Le duc finit ainsi sa grande vie par une plus grande mort ; il amnistia son assassin, et le désir de la guérison, dans les moments suprêmes, n'altéra ni la délicatesse ni l'intrépidité de sa conscience. Il ne se démentit pas un instant au bord de la tombe. Il contempla l'éternité sans vertige, et son dernier soupir fut un acte de foi, comme son dernier vœu avait été un acte de clémence.

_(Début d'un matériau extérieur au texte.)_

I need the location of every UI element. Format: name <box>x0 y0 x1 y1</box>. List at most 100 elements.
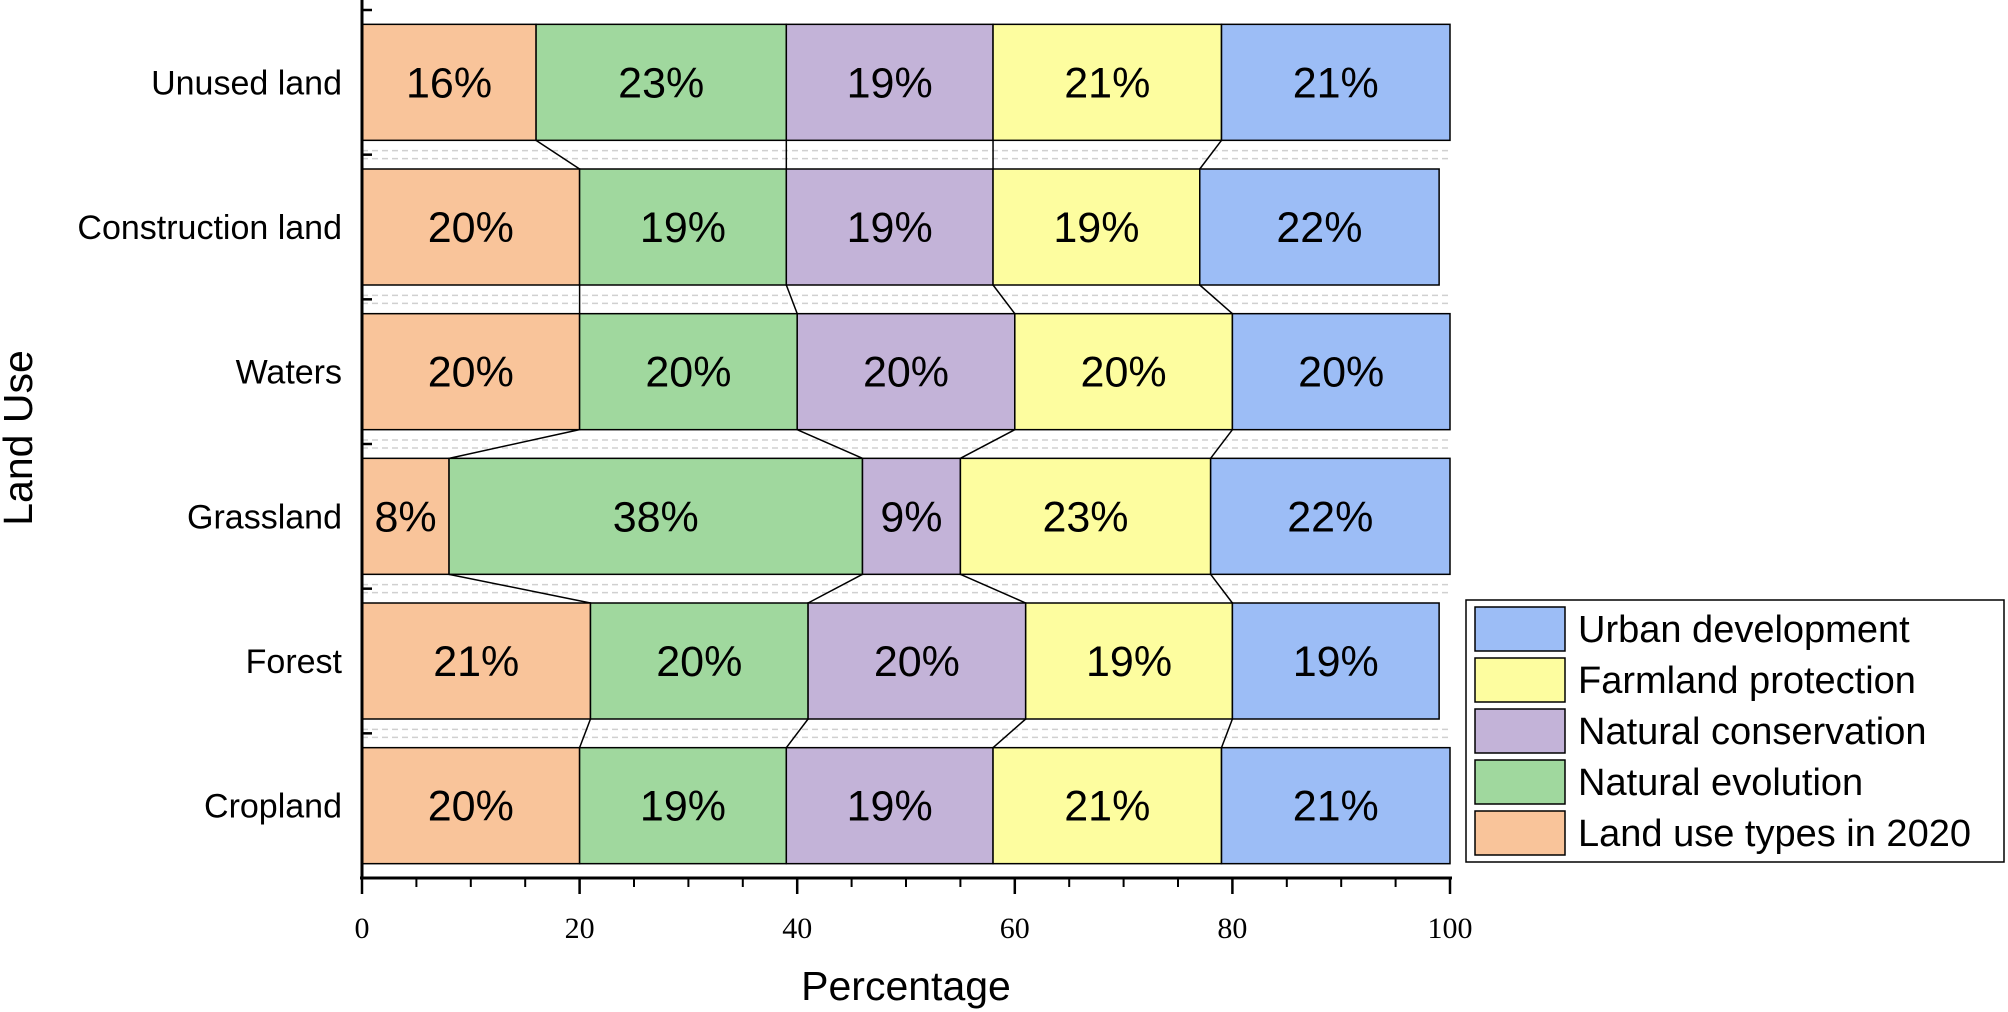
bar-segment <box>992 23 1223 142</box>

L'assassin, après son crime, se dérobant dans l'ombre, s'était dirigé vers le recoin où son cheval était attaché à un arbre. Il dégagea la bride, et, sautant en selle, il prit la première route qu'il rencontra avec un effroi qui redoublait à tous les bruits. Il enfonçait l'éperon dans les flancs du pauvre animal, qui courait d'une course désespérée. Poltrot, il l'avoua depuis, accablé sous l'énormité de son forfait, insensé de terreur et de remords, se sentait chassé par un fouet invisible. Son imagination troublée l'emportait dans l'espace plus vite encore que sa monture. Il erra ainsi pendant douze heures. Le lendemain matin, le cheval et le cavalier ruisselaient de sueur et d'écume. Poltrot avait fait un tour immense pendant la nuit. Son corps s'était égaré dans les labyrinthes du bois, et son âme dans les horreurs de sa conscience. Il n'y avait plus d'issue pour lui nulle part. Hors de tout sentier, il avait tourné sur lui-même dans un tourbillon de ténèbres, comme une roue folle dans un cercle infernal.

La justice divine précédait la justice humaine.